The pre-trial conference for the Rio scandal yesterday failed to take place after suspects complained that they had yet to get all documents to be used against them.
Chief magistrate Douglas Ogoti criticised failure by the Directorate of Criminal Investigations and the office of the Director of Public Prosecutions to fully disclose documentary evidence.
He said the trial could be delayed without full disclosure and the judiciary might wrongly be blamed for it.
Ambassador Hassan Wario (Austria), a former Sports CS, and three others were charged with graft and abuse of office arising from the Sh55 million lost during the Rio Olympics in 2016. The others are Haron Komen, a former director of administration in the ministry, former finance officer Patrick Nkabu and former NOCK secretary general FK Paul.
They are facing six counts of abuse of office and four others of wilful failure to comply with the law relating to the management of public funds. They are accused of unlawfully authorising payments in excess of Sh15,907,500 as allowances to members of the Kenyan team.

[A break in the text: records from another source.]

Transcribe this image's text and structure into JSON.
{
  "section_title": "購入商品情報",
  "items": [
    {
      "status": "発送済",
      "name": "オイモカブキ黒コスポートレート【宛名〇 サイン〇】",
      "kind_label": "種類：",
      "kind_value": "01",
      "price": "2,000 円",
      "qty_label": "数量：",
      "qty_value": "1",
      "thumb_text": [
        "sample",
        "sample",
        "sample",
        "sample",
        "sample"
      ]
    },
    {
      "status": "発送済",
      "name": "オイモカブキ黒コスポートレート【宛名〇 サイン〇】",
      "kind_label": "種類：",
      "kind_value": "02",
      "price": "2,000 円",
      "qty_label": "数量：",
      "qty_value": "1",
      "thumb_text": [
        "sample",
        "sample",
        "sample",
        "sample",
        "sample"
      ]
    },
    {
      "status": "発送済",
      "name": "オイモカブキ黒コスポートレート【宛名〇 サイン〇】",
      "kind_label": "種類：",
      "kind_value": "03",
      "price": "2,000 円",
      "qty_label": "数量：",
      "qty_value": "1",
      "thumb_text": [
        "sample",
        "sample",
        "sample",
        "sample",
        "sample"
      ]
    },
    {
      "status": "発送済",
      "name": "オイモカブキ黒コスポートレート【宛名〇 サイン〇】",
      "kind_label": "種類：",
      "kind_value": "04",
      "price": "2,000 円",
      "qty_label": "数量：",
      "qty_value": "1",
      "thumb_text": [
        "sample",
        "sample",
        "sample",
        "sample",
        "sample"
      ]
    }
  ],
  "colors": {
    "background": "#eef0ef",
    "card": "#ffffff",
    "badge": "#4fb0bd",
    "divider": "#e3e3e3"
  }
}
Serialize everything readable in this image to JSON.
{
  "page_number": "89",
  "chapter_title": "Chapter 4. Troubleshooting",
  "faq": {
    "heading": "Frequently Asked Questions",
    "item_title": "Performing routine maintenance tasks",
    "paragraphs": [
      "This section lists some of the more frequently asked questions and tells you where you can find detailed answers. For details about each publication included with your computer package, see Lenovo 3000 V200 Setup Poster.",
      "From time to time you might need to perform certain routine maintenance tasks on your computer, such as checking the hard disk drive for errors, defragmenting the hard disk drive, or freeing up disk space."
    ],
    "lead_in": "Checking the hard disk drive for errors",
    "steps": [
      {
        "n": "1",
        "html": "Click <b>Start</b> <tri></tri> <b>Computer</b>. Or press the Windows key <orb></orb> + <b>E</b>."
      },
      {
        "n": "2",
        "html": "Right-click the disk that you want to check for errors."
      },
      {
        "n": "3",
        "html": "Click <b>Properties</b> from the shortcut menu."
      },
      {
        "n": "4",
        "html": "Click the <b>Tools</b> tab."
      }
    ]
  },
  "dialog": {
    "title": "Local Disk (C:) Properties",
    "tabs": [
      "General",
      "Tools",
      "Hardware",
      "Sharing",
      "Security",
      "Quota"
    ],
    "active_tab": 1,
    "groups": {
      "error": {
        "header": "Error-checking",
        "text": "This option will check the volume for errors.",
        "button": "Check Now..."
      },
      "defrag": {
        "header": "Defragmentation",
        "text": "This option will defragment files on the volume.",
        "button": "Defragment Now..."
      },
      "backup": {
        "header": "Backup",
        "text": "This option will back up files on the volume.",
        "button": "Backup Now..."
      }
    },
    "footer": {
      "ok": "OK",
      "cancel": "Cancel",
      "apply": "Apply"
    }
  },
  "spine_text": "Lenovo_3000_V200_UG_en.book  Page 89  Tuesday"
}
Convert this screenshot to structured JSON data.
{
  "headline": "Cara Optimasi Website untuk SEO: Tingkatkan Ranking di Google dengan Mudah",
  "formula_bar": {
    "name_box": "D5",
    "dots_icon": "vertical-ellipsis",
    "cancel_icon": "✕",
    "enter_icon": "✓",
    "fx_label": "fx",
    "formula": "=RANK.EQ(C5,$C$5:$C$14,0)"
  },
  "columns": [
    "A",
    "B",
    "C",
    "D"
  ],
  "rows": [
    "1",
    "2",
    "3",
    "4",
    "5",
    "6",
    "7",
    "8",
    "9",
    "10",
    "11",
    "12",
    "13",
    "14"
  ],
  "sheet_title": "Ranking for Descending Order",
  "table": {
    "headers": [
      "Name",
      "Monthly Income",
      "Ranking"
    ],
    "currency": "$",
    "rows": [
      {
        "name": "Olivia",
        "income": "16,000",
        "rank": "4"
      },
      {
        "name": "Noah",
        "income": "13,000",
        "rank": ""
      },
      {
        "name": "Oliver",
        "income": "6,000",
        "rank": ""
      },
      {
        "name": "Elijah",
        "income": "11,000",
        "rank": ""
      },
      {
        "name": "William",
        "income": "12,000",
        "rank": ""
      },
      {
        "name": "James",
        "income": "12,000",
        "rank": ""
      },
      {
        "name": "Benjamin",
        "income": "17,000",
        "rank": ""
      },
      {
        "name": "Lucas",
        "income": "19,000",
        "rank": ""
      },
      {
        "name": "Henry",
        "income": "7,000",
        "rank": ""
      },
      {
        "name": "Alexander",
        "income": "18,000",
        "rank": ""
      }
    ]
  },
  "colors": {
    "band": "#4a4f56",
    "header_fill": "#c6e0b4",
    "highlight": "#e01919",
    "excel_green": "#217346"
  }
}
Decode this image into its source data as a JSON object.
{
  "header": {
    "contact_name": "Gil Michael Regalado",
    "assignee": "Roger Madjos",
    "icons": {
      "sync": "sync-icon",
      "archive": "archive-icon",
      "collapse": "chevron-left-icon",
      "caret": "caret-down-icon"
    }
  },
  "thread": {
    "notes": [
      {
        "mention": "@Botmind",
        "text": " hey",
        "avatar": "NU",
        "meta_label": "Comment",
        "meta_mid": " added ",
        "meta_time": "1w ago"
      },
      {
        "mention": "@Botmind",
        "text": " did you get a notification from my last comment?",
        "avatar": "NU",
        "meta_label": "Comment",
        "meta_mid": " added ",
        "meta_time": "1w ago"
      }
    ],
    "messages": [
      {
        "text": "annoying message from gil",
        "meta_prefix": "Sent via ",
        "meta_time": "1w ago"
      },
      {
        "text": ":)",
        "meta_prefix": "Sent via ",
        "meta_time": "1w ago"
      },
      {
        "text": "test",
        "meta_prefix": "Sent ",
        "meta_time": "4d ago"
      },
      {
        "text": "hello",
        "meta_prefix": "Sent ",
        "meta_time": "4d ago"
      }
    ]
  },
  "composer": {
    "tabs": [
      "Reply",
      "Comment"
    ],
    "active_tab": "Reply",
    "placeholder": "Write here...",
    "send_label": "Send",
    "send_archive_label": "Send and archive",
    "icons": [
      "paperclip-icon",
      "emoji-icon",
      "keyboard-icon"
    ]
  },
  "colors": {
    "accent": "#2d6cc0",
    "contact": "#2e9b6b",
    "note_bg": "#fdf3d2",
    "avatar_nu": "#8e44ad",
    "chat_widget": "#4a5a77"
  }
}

They are also accused of embezzlement of Sh22.5 million, Sh16.8 million in underutilised air tickets, Sh15.9 million in overpaid allowances and Sh6.5 million expenditure on unauthorised persons. They denied the charges and are out on bond.
Yesterday, lawyers representing the suspects said they had not received some witness statements and other documents, including an audit report.
Prosecutor Omolo Hamisi sought additional time to put things in order.
Ongoti summoned the detective investigating the matter, chief inspector Mike Muia, to appear before him on January 22 next year, when the new pre-trial conference will be held.
“When someone changes the rules of the game and says they have disclosed when they haven’t, we’ll cite them for contempt,” he said.
The case cannot be heard until the defence lawyers are supplied with the documents.
Ongoti ordered the DPP and the DCI to prepare an inventory, citing all the witnesses and items to be used. He also ordered that every document to be supplied be cited in the inventory.
“Even if a voucher has 10 documents, cite them. If there are documents that the prosecution is not able to disclose at the pre-trial, such documents must be listed very clearly,” Ongoti said.